- Born: 1985/1986
- Occupations: Writer and civil servant

= Shakthika Sathkumara =

Writer and civil servant

Shakthika Sathkumara (ශක්තික සත්කුමාර; born 1985/1986) is a writer and civil servant from Sri Lanka. He was charged under Section 3(1) of the ICCPR Act and Article 291(B) of the Penal Code of Sri Lanka, which covers propagating hatred and incitement of racial or religious violence, and faced up to ten years imprisonment. In February 2021, he was discharged.

== Background ==
Sathkumara is a non-fiction writer and poet. As well, he worked as an Economic Development Officer at the Polgahawela Divisional Secretariat Office before his arrest.

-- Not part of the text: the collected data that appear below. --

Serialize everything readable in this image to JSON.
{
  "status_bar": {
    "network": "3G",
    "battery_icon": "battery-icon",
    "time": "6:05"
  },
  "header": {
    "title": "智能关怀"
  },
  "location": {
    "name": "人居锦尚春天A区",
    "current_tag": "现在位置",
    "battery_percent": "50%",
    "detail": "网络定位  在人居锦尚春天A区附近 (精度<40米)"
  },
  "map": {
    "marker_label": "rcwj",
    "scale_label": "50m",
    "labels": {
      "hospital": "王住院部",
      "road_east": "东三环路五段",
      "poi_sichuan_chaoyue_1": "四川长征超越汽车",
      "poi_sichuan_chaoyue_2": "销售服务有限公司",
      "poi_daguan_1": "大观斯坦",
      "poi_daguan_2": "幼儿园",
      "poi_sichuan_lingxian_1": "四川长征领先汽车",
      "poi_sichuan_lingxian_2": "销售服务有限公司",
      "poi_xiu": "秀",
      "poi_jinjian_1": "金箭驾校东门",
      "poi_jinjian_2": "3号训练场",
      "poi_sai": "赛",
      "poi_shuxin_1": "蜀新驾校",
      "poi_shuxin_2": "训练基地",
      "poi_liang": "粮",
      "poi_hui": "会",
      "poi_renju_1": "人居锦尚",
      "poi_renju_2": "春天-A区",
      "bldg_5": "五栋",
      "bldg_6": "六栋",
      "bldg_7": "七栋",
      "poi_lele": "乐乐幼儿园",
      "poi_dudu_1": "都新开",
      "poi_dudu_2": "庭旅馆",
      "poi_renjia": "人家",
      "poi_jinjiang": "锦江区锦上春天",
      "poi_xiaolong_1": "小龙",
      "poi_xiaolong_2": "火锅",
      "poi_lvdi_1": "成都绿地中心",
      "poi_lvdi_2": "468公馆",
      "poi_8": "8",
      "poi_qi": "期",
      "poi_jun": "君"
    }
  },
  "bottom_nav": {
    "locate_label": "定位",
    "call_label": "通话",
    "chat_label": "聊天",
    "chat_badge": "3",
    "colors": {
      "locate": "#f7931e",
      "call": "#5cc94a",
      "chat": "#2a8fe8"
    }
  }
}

He published a short story to his Facebook account that included depictions of homosexual Buddhist monks and references of sexual abuse and pedophilia. A group of Buddhist monks felt that his story had insulted their religion and they went to the police with their complaints.

== 2019 Arrest, Detention, and Release ==
Sathkumara was arrested by the Polgahawela Police on April 2, 2019. He was charged under Section 3(1) of the ICCPR Act and Art 291(B) of the Penal Code of Sri Lanka, which covers propagating hatred and incitement of racial or religious violence, and faced up to ten years imprisonment.

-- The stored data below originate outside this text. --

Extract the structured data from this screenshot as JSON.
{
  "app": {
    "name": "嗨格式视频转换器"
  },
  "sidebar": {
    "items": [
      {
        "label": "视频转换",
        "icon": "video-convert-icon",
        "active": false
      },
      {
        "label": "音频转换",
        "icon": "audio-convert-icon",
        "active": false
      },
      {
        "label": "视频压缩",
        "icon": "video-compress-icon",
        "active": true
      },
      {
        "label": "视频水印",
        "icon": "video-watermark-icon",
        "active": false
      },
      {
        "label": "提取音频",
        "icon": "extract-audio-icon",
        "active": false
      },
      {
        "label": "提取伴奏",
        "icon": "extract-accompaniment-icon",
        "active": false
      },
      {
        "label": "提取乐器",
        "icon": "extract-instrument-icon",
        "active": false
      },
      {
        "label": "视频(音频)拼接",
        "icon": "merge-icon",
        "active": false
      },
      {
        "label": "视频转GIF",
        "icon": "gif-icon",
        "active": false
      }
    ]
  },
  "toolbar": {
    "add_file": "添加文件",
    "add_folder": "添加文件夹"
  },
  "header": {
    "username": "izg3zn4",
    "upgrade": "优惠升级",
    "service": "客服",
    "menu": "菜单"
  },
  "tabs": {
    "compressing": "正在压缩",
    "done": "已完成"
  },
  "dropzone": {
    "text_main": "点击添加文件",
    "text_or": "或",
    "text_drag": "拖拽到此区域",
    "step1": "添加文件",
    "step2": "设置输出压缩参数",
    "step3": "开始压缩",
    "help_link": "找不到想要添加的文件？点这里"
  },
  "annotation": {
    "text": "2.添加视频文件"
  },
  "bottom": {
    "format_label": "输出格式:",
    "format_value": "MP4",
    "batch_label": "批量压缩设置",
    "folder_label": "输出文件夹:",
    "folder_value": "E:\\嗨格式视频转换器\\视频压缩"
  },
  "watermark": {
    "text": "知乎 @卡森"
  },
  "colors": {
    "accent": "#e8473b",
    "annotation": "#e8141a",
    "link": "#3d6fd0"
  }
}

While the police investigated his case, Sathkumara was kept in pre-trial detention for 127 days. On February 9, 2021, he was released from the Polgahawela Magistrate Court without an indictment. His discharge occurred several days before the United Nations Human Rights Council sessions in Geneva.

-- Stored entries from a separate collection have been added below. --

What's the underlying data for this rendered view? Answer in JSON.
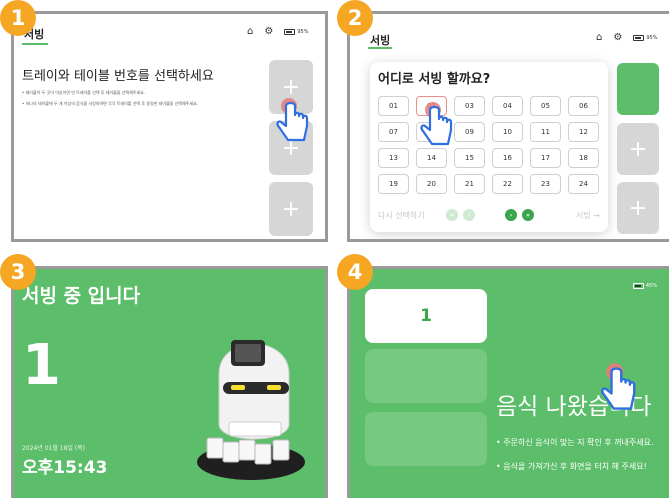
{
  "steps": [
    "1",
    "2",
    "3",
    "4"
  ],
  "panel1": {
    "header_title": "서빙",
    "heading": "트레이와 테이블 번호를 선택하세요",
    "bullets": [
      "• 테이블이 두 곳이 이상이면 빈 트레이를 선택 후 테이블을 선택해주세요.",
      "• 하나의 테이블에 두 개 이상의 음식을 서빙하려면 각각 트레이를 선택 후 동일한 테이블을 선택해주세요."
    ],
    "tiles": [
      "+",
      "+",
      "+"
    ],
    "battery": "95%"
  },
  "panel2": {
    "header_title": "서빙",
    "modal_title": "어디로 서빙 할까요?",
    "tables": [
      "01",
      "02",
      "03",
      "04",
      "05",
      "06",
      "07",
      "08",
      "09",
      "10",
      "11",
      "12",
      "13",
      "14",
      "15",
      "16",
      "17",
      "18",
      "19",
      "20",
      "21",
      "22",
      "23",
      "24"
    ],
    "selected_table": "02",
    "reset_label": "다시 선택하기",
    "next_label": "서빙 →",
    "pager": {
      "first": "«",
      "prev": "‹",
      "next": "›",
      "last": "»"
    },
    "tiles": [
      "",
      "+",
      "+"
    ],
    "battery": "95%"
  },
  "panel3": {
    "title": "서빙 중 입니다",
    "table_number": "1",
    "date": "2024년 01월 18일 (목)",
    "time": "오후15:43"
  },
  "panel4": {
    "card_number": "1",
    "message": "음식 나왔습니다",
    "instructions": [
      "• 주문하신 음식이 맞는 지 확인 후 꺼내주세요.",
      "• 음식을 가져가신 후 화면을 터치 해 주세요!"
    ],
    "battery": "45%"
  },
  "colors": {
    "accent_green": "#5cbd6a",
    "badge_orange": "#f5a623",
    "tile_gray": "#d6d6d6"
  },
  "icons": [
    "home-icon",
    "gear-icon",
    "battery-icon",
    "pointing-hand-icon",
    "robot-server-icon"
  ]
}
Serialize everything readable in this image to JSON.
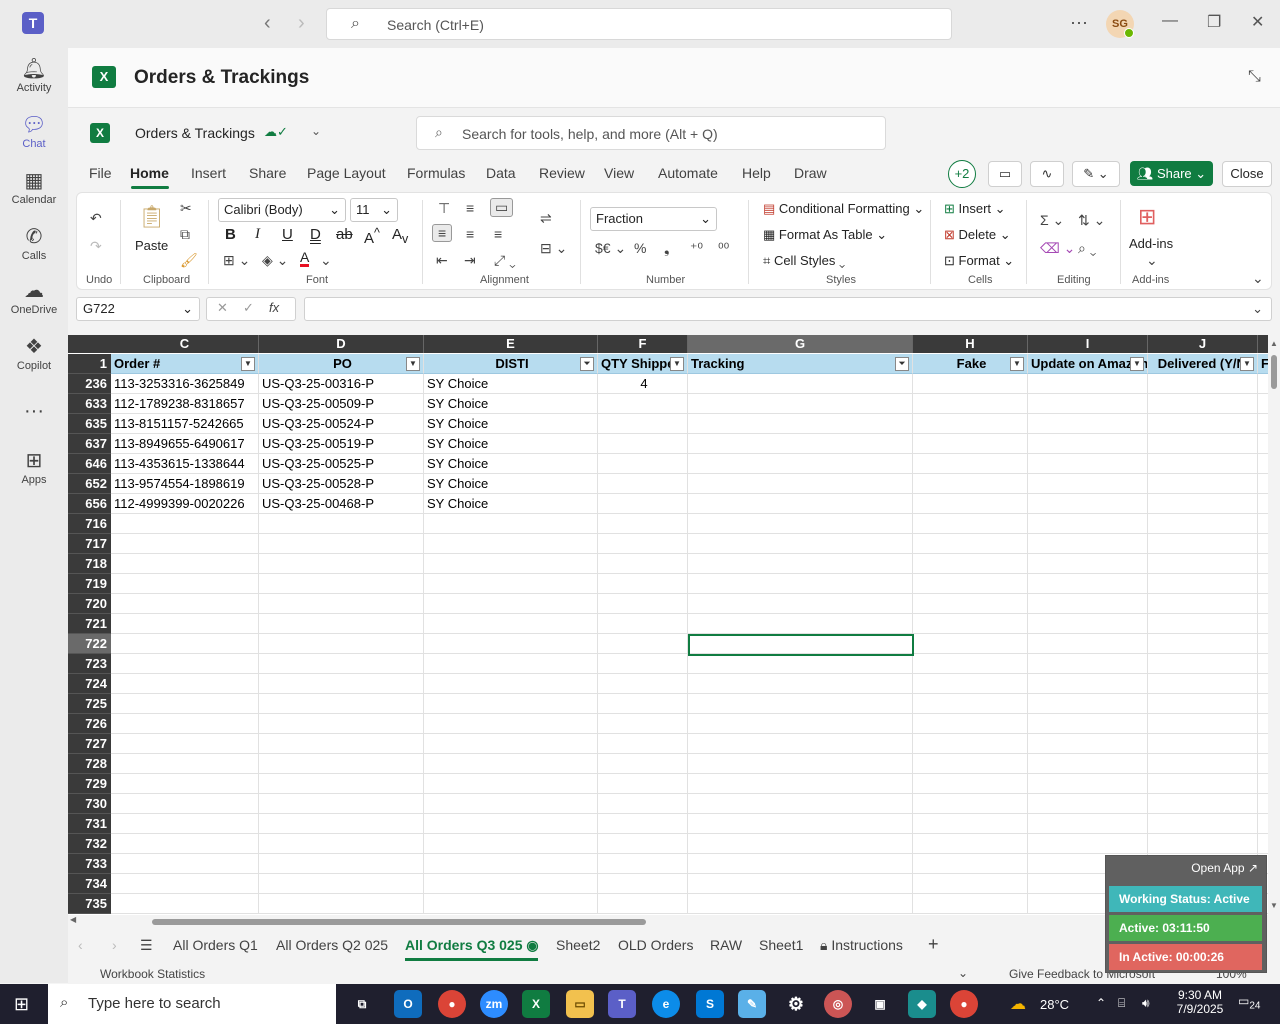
{
  "teams": {
    "search_placeholder": "Search (Ctrl+E)",
    "avatar_initials": "SG",
    "rail": [
      {
        "label": "Activity",
        "icon": "bell-icon"
      },
      {
        "label": "Chat",
        "icon": "chat-icon"
      },
      {
        "label": "Calendar",
        "icon": "calendar-icon"
      },
      {
        "label": "Calls",
        "icon": "phone-icon"
      },
      {
        "label": "OneDrive",
        "icon": "cloud-icon"
      },
      {
        "label": "Copilot",
        "icon": "copilot-icon"
      },
      {
        "label": "Apps",
        "icon": "apps-icon"
      }
    ]
  },
  "app": {
    "title": "Orders & Trackings"
  },
  "excel": {
    "filename": "Orders & Trackings",
    "tools_search": "Search for tools, help, and more (Alt + Q)",
    "menu": [
      "File",
      "Home",
      "Insert",
      "Share",
      "Page Layout",
      "Formulas",
      "Data",
      "Review",
      "View",
      "Automate",
      "Help",
      "Draw"
    ],
    "collaborators": "+2",
    "share_label": "Share",
    "close_label": "Close",
    "ribbon": {
      "undo_group": "Undo",
      "clipboard_group": "Clipboard",
      "paste_label": "Paste",
      "font_group": "Font",
      "font_name": "Calibri (Body)",
      "font_size": "11",
      "alignment_group": "Alignment",
      "number_group": "Number",
      "number_format": "Fraction",
      "styles_group": "Styles",
      "conditional_formatting": "Conditional Formatting",
      "format_as_table": "Format As Table",
      "cell_styles": "Cell Styles",
      "cells_group": "Cells",
      "insert": "Insert",
      "delete": "Delete",
      "format": "Format",
      "editing_group": "Editing",
      "addins_label": "Add-ins",
      "addins_group": "Add-ins"
    },
    "name_box": "G722",
    "columns": [
      {
        "letter": "C",
        "header": "Order #"
      },
      {
        "letter": "D",
        "header": "PO"
      },
      {
        "letter": "E",
        "header": "DISTI"
      },
      {
        "letter": "F",
        "header": "QTY Shipped"
      },
      {
        "letter": "G",
        "header": "Tracking"
      },
      {
        "letter": "H",
        "header": "Fake"
      },
      {
        "letter": "I",
        "header": "Update on Amazon"
      },
      {
        "letter": "J",
        "header": "Delivered (Y/N)"
      }
    ],
    "header_row_number": "1",
    "data_rows": [
      {
        "row": "236",
        "order": "113-3253316-3625849",
        "po": "US-Q3-25-00316-P",
        "disti": "SY Choice",
        "qty": "4"
      },
      {
        "row": "633",
        "order": "112-1789238-8318657",
        "po": "US-Q3-25-00509-P",
        "disti": "SY Choice",
        "qty": ""
      },
      {
        "row": "635",
        "order": "113-8151157-5242665",
        "po": "US-Q3-25-00524-P",
        "disti": "SY Choice",
        "qty": ""
      },
      {
        "row": "637",
        "order": "113-8949655-6490617",
        "po": "US-Q3-25-00519-P",
        "disti": "SY Choice",
        "qty": ""
      },
      {
        "row": "646",
        "order": "113-4353615-1338644",
        "po": "US-Q3-25-00525-P",
        "disti": "SY Choice",
        "qty": ""
      },
      {
        "row": "652",
        "order": "113-9574554-1898619",
        "po": "US-Q3-25-00528-P",
        "disti": "SY Choice",
        "qty": ""
      },
      {
        "row": "656",
        "order": "112-4999399-0020226",
        "po": "US-Q3-25-00468-P",
        "disti": "SY Choice",
        "qty": ""
      }
    ],
    "empty_rows": [
      "716",
      "717",
      "718",
      "719",
      "720",
      "721",
      "722",
      "723",
      "724",
      "725",
      "726",
      "727",
      "728",
      "729",
      "730",
      "731",
      "732",
      "733",
      "734",
      "735"
    ],
    "selected_row": "722",
    "sheet_tabs": [
      "All Orders Q1",
      "All Orders Q2 025",
      "All Orders Q3 025",
      "Sheet2",
      "OLD Orders",
      "RAW",
      "Sheet1",
      "Instructions"
    ],
    "active_sheet": "All Orders Q3 025",
    "status_left": "Workbook Statistics",
    "status_feedback": "Give Feedback to Microsoft",
    "zoom": "100%"
  },
  "widget": {
    "open_app": "Open App",
    "working_status": "Working Status: Active",
    "active": "Active: 03:11:50",
    "inactive": "In Active: 00:00:26",
    "colors": {
      "status": "#3fb7b9",
      "active": "#4caf50",
      "inactive": "#e0665f"
    }
  },
  "taskbar": {
    "search_placeholder": "Type here to search",
    "temperature": "28°C",
    "time": "9:30 AM",
    "date": "7/9/2025",
    "notifications": "24"
  }
}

== International Response ==
In July 2019, Amnesty International stated that "Shakthika Sathkumara is a prisoner of conscience and must be immediately and unconditionally released and all charges against him dropped,”.

In December 2019, human rights focused non-profit Freedom Now submitted a petition to the UN Working Group on Arbitrary Detention on behalf of Sathkumara. In May 2020, the Working Group determined that his detention was arbitrary and violated international law.

On January 13, 2020, PEN International stated that "Shakthika Sathkumara is being targeted solely for the peaceful exercise of his right to freedom of expression and calls for the investigation against him to be dropped,”.